At the end of the day, hypocrisy bothers me. And my view is that the basic premise of your criticism of Evans and Wright is hypocritical. Perhaps I'm missing some distinction between the objectivity of the calculations. Or I don't understand the data. Or I don't understand the internet. But in light of your willingness to post your own provocative calculations, your criticism of Evans and Wright still bothers me. That's my main point.

Chabot: My Home Depot employment numbers are not "facts." It's not an empirical study. It's the result of reasoning by analogy. That's the methodology. The same is true of Evans and Wright. Reasoning by analogy is a basic mode of logic. But not all extrapolations are logical.

There are two fundamental distinctions between my interchange extrapolation and Evans and Wright's CFPA extrapolation. First, Evans and Wright invent some of their inputs. That makes the output inherently suspect. That's a pretty major distinction. Second, my calculation is an extrapolation from international interchange regulation to the US, while theirs is from a study of interstate branch bank restrictions to the CFPA. I'm going from apples to apples across country lines, they are going from applies to raspberries. One might argue that interchange wouldn't have a 1:1 transaction internationally. I don't see any immediate reason why it wouldn't, however. Should it be inherently higher in the US than in Australia or cross-border in the EU?

The only thing my argument on interchange has in common with Evans and Wright is that they both involve arguments by extrapolative analogy. I don't think there's anything hypocritical for me to criticize their extrapolative analogy because it is done illogically.

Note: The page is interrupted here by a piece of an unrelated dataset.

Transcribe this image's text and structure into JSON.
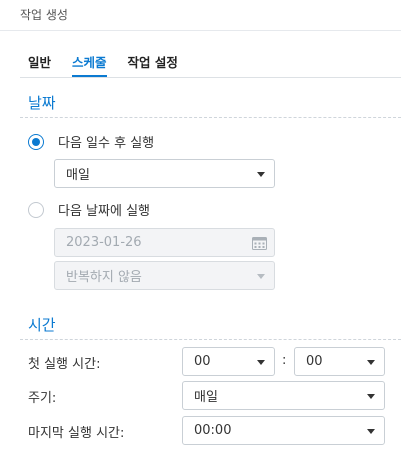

I'm still not sure what you don't like about my Home Depot post. You say it is a conclusion that is completely supported by "'facts' but is so dependent on the underlying assumptions that it 's largely indefensible." What's the problematic underlying assumption? The 1:1 extrapolation of interchange regulation impact? That's not what other commentators didn't like. They objected to my putting the impact all in a constant unit (employment) or to the gestalt of interchange regulation period. That's not a problem with my reasoning. That's a problem with my presentation of results.